When I look to our future, I don’t see a fork in the road. I don’t see competing options. I see Malawi. And not just because we have non-refundable tickets for July 6, but because it is our calling.
But yet, as the day approaches I become more convinced of the trials and the challenges that we will face. The introvert in me does not know how I will make new friends. The perfectionist in me doubts that I have anything of value to contribute worthy of all the sacrifices that have been made on our behalf. And how can Jeff and I provide an environment for our children that is as supportive as the one we have worked so hard to create here – where we share meals with friends several nights a week, where the line between friends and family blurs, where the kids see their grandparents almost monthly, where they drink water from tap without fear, and eat raw fruit without a second thought?
I have no doubt we are to go.
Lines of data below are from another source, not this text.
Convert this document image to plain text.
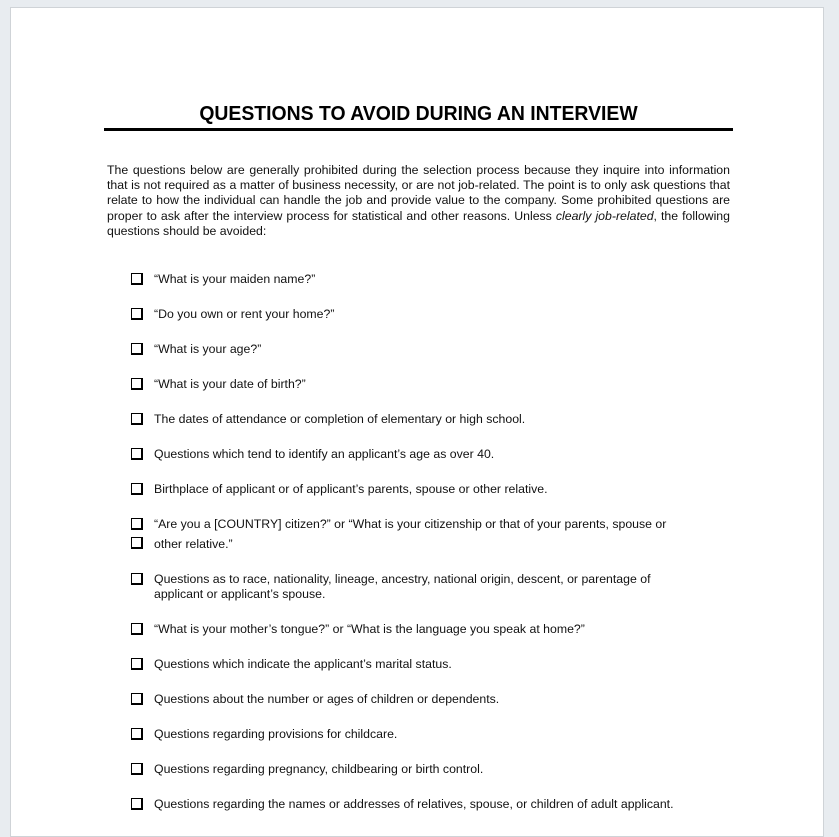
QUESTIONS TO AVOID DURING AN INTERVIEW

The questions below are generally prohibited during the selection process because they inquire into information that is not required as a matter of business necessity, or are not job-related. The point is to only ask questions that relate to how the individual can handle the job and provide value to the company. Some prohibited questions are proper to ask after the interview process for statistical and other reasons. Unless clearly job-related, the following questions should be avoided:

“What is your maiden name?”
“Do you own or rent your home?”
“What is your age?”
“What is your date of birth?”
The dates of attendance or completion of elementary or high school.
Questions which tend to identify an applicant’s age as over 40.
Birthplace of applicant or of applicant’s parents, spouse or other relative.
“Are you a [COUNTRY] citizen?” or “What is your citizenship or that of your parents, spouse or
other relative.”
Questions as to race, nationality, lineage, ancestry, national origin, descent, or parentage of
applicant or applicant’s spouse.
“What is your mother’s tongue?” or “What is the language you speak at home?”
Questions which indicate the applicant’s marital status.
Questions about the number or ages of children or dependents.
Questions regarding provisions for childcare.
Questions regarding pregnancy, childbearing or birth control.
Questions regarding the names or addresses of relatives, spouse, or children of adult applicant.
We have received confirmation and affirmation from a variety of sources and divine coincidences. But I seem to grow more weary by the day instead of more energized. I hope this is natural. I hope this is part of the grieving and separation process. I hope that I keep hoping.
Kara….
I hear your pain, your anxiety, your fear…..but I hear more strongly your commitment to follow where God is leading your family..to Malawi. God has great ways to use the obedience that you and Jeff are giving to Him….he’ll bless you so abundantly in the days ahead. Trust Him for that promise. You will make new friends, you will learn new ways to live daily, but in the uncertainties in these last days here in the States and in the first weeks in Malawi, trust God will never forsake you…He will lead, guide and use you and your gifts…and the blessings and the way he’ll grow your faith will be a WOW!
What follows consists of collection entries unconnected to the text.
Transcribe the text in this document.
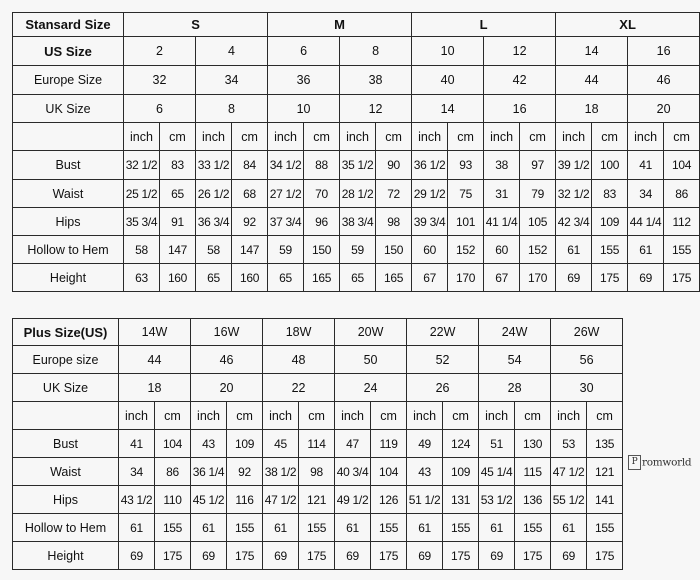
Stansard Size	S				M				L				XL			
US Size	2		4		6		8		10		12		14		16	
Europe Size	32		34		36		38		40		42		44		46	
UK Size	6		8		10		12		14		16		18		20	
	inch	cm	inch	cm	inch	cm	inch	cm	inch	cm	inch	cm	inch	cm	inch	cm
Bust	32 1/2	83	33 1/2	84	34 1/2	88	35 1/2	90	36 1/2	93	38	97	39 1/2	100	41	104
Waist	25 1/2	65	26 1/2	68	27 1/2	70	28 1/2	72	29 1/2	75	31	79	32 1/2	83	34	86
Hips	35 3/4	91	36 3/4	92	37 3/4	96	38 3/4	98	39 3/4	101	41 1/4	105	42 3/4	109	44 1/4	112
Hollow to Hem	58	147	58	147	59	150	59	150	60	152	60	152	61	155	61	155
Height	63	160	65	160	65	165	65	165	67	170	67	170	69	175	69	175
Plus Size(US)	14W		16W		18W		20W		22W		24W		26W	
Europe size	44		46		48		50		52		54		56	
UK Size	18		20		22		24		26		28		30	
	inch	cm	inch	cm	inch	cm	inch	cm	inch	cm	inch	cm	inch	cm
Bust	41	104	43	109	45	114	47	119	49	124	51	130	53	135
Waist	34	86	36 1/4	92	38 1/2	98	40 3/4	104	43	109	45 1/4	115	47 1/2	121
Hips	43 1/2	110	45 1/2	116	47 1/2	121	49 1/2	126	51 1/2	131	53 1/2	136	55 1/2	141
Hollow to Hem	61	155	61	155	61	155	61	155	61	155	61	155	61	155
Height	69	175	69	175	69	175	69	175	69	175	69	175	69	175
P romworld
Keeping you and your family in prayer daily….
Marsha
SJUMC
Fort Wayne
Thanks for your kind words and wisdom, Marsha! And for your daily prayers – we rely on them. blessings, Kara
Jeff and Kara
Your web-site was forwarded to us through United Methodist connections. We attend First United Methodist Church in Midland, Michigan. Our daughter, Alyssa Lakin Morley is in Chacoma, Malawi (near Bolero). Chacoma is about 2-3 hours from Mzuzu, in the north. Is this an area where you will be heading?
Alyssa is with the Peace Corps and is teaching secondary science and math. She is also spearheading the building of a library and a bore hole at the school.
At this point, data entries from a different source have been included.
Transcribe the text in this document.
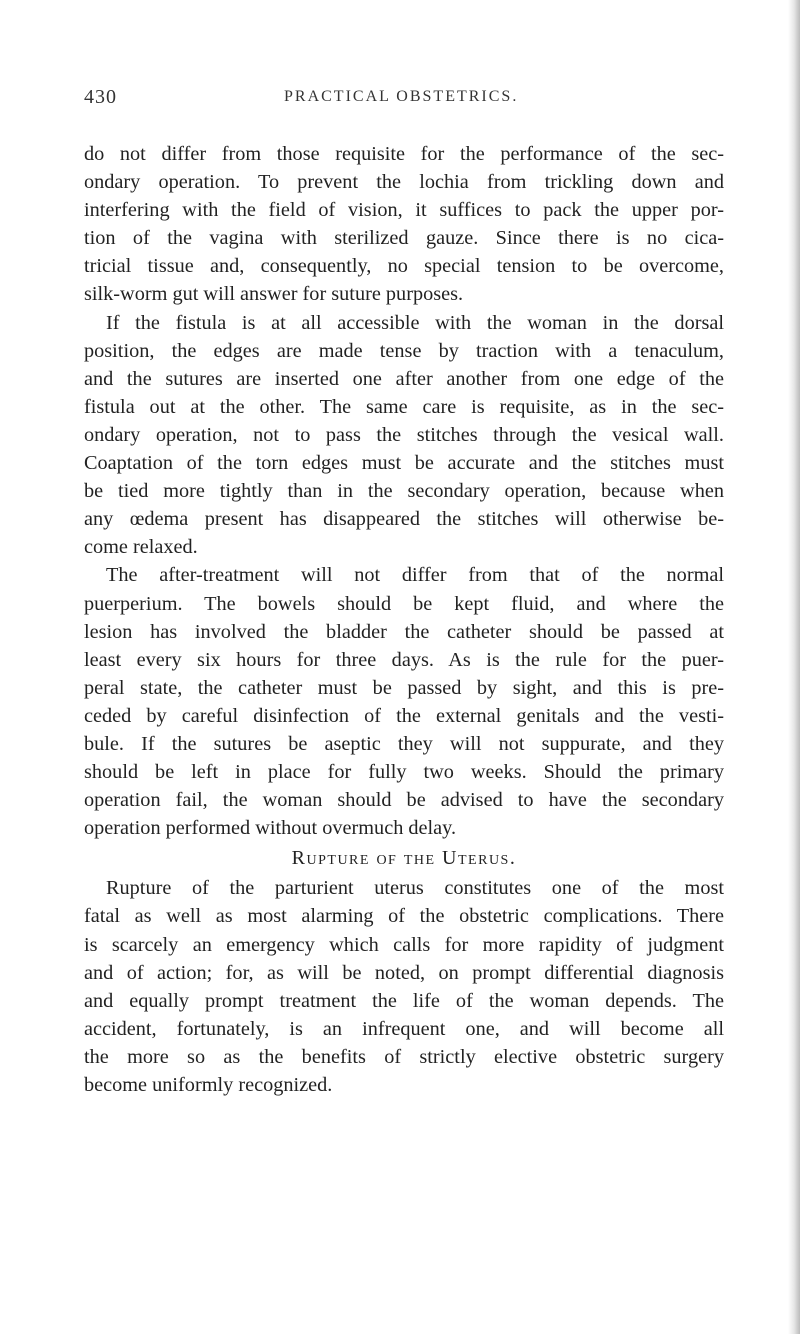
430	PRACTICAL OBSTETRICS.
do not differ from those requisite for the performance of the sec-
ondary operation. To prevent the lochia from trickling down and
interfering with the field of vision, it suffices to pack the upper por-
tion of the vagina with sterilized gauze. Since there is no cica-
tricial tissue and, consequently, no special tension to be overcome,
silk-worm gut will answer for suture purposes.
If the fistula is at all accessible with the woman in the dorsal
position, the edges are made tense by traction with a tenaculum,
and the sutures are inserted one after another from one edge of the
fistula out at the other. The same care is requisite, as in the sec-
ondary operation, not to pass the stitches through the vesical wall.
Coaptation of the torn edges must be accurate and the stitches must
be tied more tightly than in the secondary operation, because when
any œdema present has disappeared the stitches will otherwise be-
come relaxed.
The after-treatment will not differ from that of the normal
puerperium. The bowels should be kept fluid, and where the
lesion has involved the bladder the catheter should be passed at
least every six hours for three days. As is the rule for the puer-
peral state, the catheter must be passed by sight, and this is pre-
ceded by careful disinfection of the external genitals and the vesti-
bule. If the sutures be aseptic they will not suppurate, and they
should be left in place for fully two weeks. Should the primary
operation fail, the woman should be advised to have the secondary
operation performed without overmuch delay.
Rupture of the Uterus.
Rupture of the parturient uterus constitutes one of the most
fatal as well as most alarming of the obstetric complications. There
is scarcely an emergency which calls for more rapidity of judgment
and of action; for, as will be noted, on prompt differential diagnosis
and equally prompt treatment the life of the woman depends. The
accident, fortunately, is an infrequent one, and will become all
the more so as the benefits of strictly elective obstetric surgery
become uniformly recognized.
We also have connections with Fort Wayne. We lived there for five years and that is where Alyssa was born. Our daughter-in-law’s family (both sides) are also from Fort Wayne. What a small world !
We wish you and your family the very best. Our prayers are with you. If you would like to stay connected, please email us at MorleyMid@gmail.com. I hope you and Alyssa get a chance to meet.
Shalom and God’s speed,
Cindy and Mark Morley
Jeff and Kara,
I have been following your journey through the Ankeny First United Mehodist Church in Iowa. As you know they are now in Malawi and my 18 year old daughter Kelsey is one of the team members.
I am so proud of you and the commitment you have made to serve the Lord. May you find peace knowing that many of us are praying for you.
Best wishes,
Kathy Bishop
Kathy –
Thank you for your prayers! We are following the Ankeny blog and it makes us that much more anxious to begin our journey.
I hope Kelsey has a wonderful and transforming time in the “warm heart of Africa”.